As always, there are frustrations when it comes to literary style. Throughout the book, we hear of one thing or another that the author has “hinted” or “tried to argue”, or believes “is not necessarily some kind of evasion to suggest”; of a point that he hopes “isn’t irrelevant”; of an argument that is to be “at best a sketch” of what he wants to say; of conclusions that can be only “tentative”; of the possibility of having “a useful conversation with the recent discussion I’ve mentioned” (however does a conversation with a discussion actually take place?).
Perhaps he teaches us in a subliminal way that speaking or writing about the Christian faith, like any other aspect of following Jesus, is a hard and difficult path to follow.
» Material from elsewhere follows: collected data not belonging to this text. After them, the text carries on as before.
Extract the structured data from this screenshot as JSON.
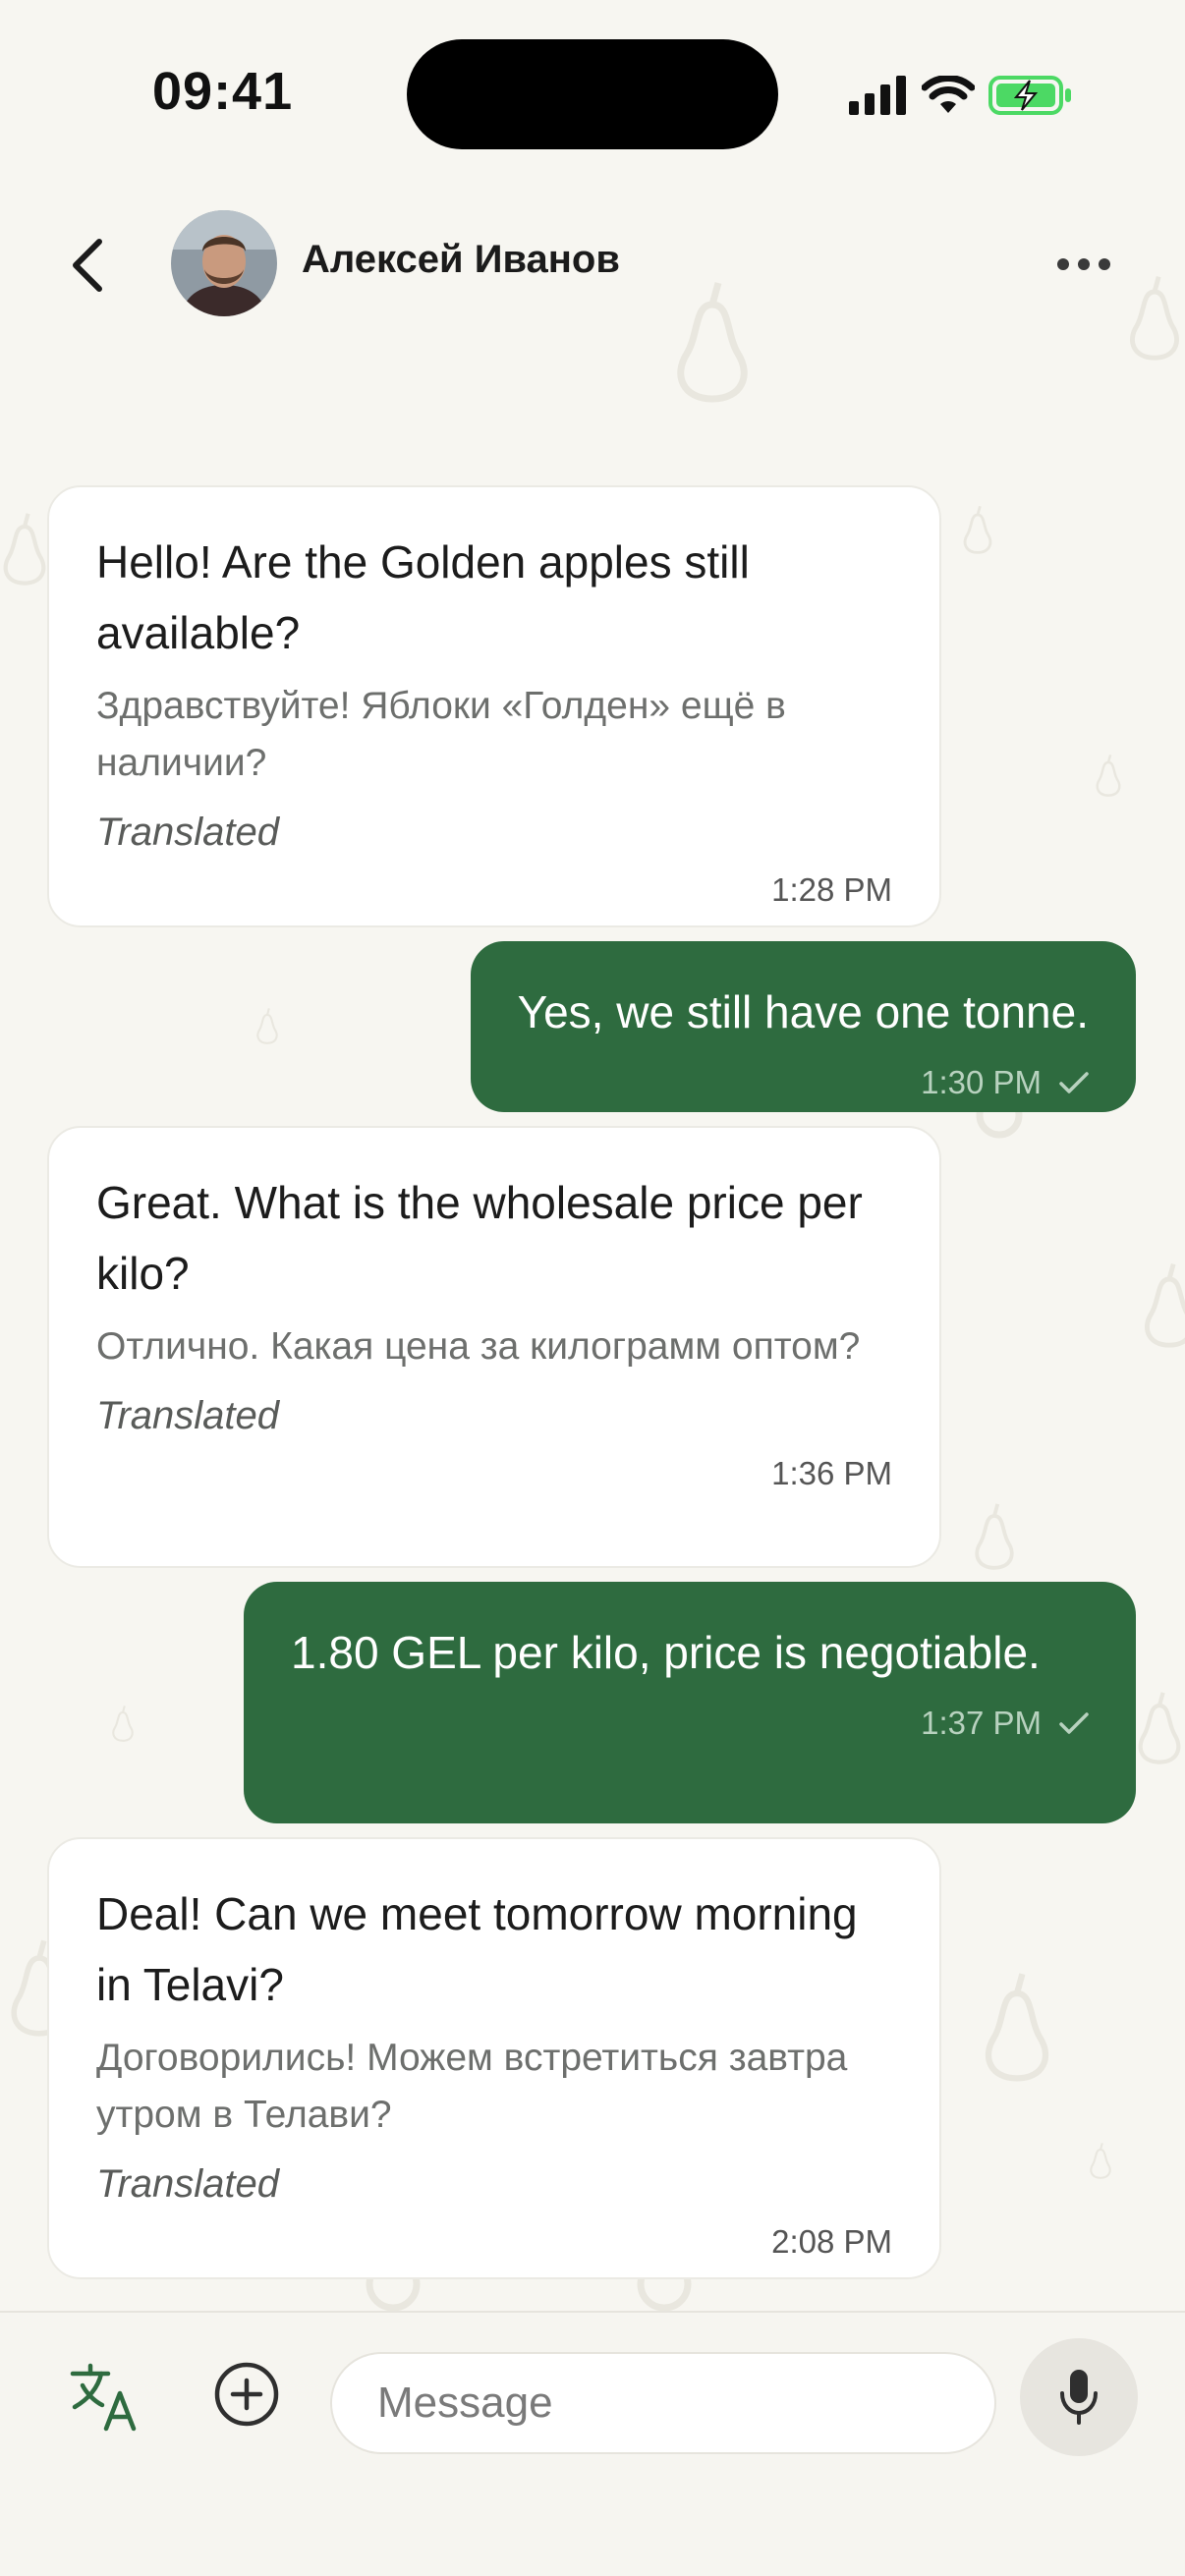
{
  "status_bar": {
    "time": "09:41"
  },
  "header": {
    "contact_name": "Алексей Иванов"
  },
  "messages": [
    {
      "direction": "incoming",
      "text": "Hello! Are the Golden apples still available?",
      "translation": "Здравствуйте! Яблоки «Голден» ещё в наличии?",
      "translated_label": "Translated",
      "time": "1:28 PM"
    },
    {
      "direction": "outgoing",
      "text": "Yes, we still have one tonne.",
      "time": "1:30 PM"
    },
    {
      "direction": "incoming",
      "text": "Great. What is the wholesale price per kilo?",
      "translation": "Отлично. Какая цена за килограмм оптом?",
      "translated_label": "Translated",
      "time": "1:36 PM"
    },
    {
      "direction": "outgoing",
      "text": "1.80 GEL per kilo, price is negotiable.",
      "time": "1:37 PM"
    },
    {
      "direction": "incoming",
      "text": "Deal! Can we meet tomorrow morning in Telavi?",
      "translation": "Договорились! Можем встретиться завтра утром в Телави?",
      "translated_label": "Translated",
      "time": "2:08 PM"
    }
  ],
  "composer": {
    "placeholder": "Message"
  },
  "colors": {
    "accent_green": "#2e6b3f",
    "background": "#f7f6f1",
    "battery_green": "#4cd964"
  }
}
As we tread the via dolorosa of caveats, hesitations, and sub-clauses, we learn the crucial lesson that, in theology, as in the rest of the Christian life, there are no short cuts toward sitting at the Lord’s left and right hand in his Kingdom; for, ultimately, with a certain irony, the object of this prolific wordsmith is to lead a fretful, uncertain, and compulsively busy Church towards the silence where God is to be found.
“Contemplation”, he reminds the Synod of Bishops of the Roman Catholic Church, in an address of 2012 reprinted in this volume, “is very far from being just one kind of thing that Christians do: it is the key to prayer, liturgy, art, and ethics.”
The Ven. Dr Edward Dowler is Archdeacon of Hastings in the diocese of Chichester.